While police say it was William Scott’s load that struck the bridge and caused the collapse, his wife doesn’t think her husband’s truck is to blame.

“It seems physically impossible to have done any kind of damage to a structure like that,” Scott said.

“He made it through the whole entire bridge without hitting anything.”

In addition, she said her husband’s paperwork was in order, and he had the proper permits – she said he has 20 years of trucking experience, with at least half of that spent hauling heavy loads.

Police said they’re looking into the permits and paperwork.

“It’s indeterminable if he was actually in compliance, associated with that permit,” Washington Patrol Chief John Batiste said in a press conference Friday. “He was in fact issued a permit.”

CTV News has also learned there could have been structural issues with the bridge in question before the collapse – as it was listed on a Federal Highway Administration database as being ‘functionally obsolete”.

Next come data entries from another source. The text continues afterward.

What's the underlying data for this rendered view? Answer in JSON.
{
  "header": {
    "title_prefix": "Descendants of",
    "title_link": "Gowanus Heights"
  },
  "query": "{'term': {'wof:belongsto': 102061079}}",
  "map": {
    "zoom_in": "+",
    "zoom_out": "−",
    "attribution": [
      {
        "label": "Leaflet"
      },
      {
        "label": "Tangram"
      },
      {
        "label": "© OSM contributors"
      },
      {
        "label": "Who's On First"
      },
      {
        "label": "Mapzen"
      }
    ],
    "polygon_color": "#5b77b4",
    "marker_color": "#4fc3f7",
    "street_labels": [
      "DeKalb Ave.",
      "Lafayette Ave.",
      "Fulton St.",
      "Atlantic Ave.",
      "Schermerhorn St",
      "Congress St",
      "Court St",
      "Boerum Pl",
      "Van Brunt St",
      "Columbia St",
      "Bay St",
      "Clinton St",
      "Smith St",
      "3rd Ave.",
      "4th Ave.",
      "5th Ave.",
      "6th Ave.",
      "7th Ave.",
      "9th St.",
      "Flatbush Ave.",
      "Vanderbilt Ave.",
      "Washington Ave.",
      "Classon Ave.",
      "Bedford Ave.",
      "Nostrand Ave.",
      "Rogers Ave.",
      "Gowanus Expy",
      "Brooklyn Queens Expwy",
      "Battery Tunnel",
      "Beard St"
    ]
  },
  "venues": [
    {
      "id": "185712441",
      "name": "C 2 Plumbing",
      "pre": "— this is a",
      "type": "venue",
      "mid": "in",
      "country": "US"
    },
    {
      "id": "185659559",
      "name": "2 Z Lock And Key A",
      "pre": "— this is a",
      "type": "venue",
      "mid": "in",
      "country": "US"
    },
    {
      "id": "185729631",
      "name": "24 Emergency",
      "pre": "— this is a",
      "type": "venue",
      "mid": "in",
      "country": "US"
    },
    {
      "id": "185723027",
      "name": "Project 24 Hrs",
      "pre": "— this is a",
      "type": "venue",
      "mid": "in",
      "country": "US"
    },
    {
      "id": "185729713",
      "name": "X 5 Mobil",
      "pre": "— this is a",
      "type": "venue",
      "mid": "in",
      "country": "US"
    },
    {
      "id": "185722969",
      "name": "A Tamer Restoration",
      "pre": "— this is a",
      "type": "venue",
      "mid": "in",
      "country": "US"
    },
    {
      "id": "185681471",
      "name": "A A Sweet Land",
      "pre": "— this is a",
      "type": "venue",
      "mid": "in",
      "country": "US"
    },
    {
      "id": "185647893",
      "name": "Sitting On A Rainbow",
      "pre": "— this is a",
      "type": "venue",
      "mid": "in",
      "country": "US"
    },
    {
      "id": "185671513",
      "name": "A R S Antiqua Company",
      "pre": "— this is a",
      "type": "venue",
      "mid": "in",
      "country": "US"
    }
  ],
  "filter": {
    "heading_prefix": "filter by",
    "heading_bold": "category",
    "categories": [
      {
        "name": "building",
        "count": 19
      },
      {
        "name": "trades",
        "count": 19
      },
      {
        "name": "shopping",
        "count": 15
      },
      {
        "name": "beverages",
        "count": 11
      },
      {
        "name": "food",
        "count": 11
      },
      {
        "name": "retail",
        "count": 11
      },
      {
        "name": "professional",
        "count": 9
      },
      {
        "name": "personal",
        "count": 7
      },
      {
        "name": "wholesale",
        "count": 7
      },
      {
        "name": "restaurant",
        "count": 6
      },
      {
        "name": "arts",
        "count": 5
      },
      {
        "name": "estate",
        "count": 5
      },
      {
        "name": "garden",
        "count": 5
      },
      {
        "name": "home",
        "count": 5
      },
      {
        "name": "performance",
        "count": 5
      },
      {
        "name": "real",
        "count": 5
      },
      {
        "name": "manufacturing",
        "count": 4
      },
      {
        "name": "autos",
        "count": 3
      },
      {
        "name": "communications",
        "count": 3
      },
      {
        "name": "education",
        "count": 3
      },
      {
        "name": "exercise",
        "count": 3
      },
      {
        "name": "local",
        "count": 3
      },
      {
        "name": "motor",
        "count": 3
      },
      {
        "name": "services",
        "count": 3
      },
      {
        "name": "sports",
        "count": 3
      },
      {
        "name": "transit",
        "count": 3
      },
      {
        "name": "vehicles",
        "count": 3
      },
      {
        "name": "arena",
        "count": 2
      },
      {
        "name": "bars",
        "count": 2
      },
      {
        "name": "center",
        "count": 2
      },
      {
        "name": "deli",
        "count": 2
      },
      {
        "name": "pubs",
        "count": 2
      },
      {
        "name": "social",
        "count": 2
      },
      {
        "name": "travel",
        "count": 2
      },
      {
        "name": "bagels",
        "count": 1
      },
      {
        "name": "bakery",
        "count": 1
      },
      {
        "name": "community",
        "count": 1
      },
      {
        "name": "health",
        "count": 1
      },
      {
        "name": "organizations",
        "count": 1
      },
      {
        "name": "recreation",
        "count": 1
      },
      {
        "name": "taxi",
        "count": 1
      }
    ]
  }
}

That listing means the bridge’s design is considered out of date – it was built in 1955, and had a sufficiency rating of 57.4 out of 100 – well below the state average of 80.

However, according to an Associated Press analysis of federal data, 759 bridges in that state have a lower sufficiency score.

State officials said Friday that the bridge was not deficient, and had recently passed an inspection – the state’s Transportation Secretary called it bad luck.

“This is just bad luck of where it hit, and how it hit, and it’s basically not a structural deficiency of the bridge itself,” Secretary Lynn Peterson said.

A University of British Columbia Structural Engineer shed more light on this particular bridge design.

“That’s a relatively inexpensive bridge, built at a time when labour was cheap and material was more expensive,” Perry Adebar said in an interview with CTV B.C. “There’s very little extra material in that bridge.”

William Scott is still in the area of the collapse while police carry out their investigation, he was interviewed by authorities early Friday morning.

Meanwhile, Cynthia Scott and her husband are comforted that the incident turned out as it did, without tragedy.

“Vehicles can be replaced, trucks can be replaced, bridges can be replaced but people can’t.”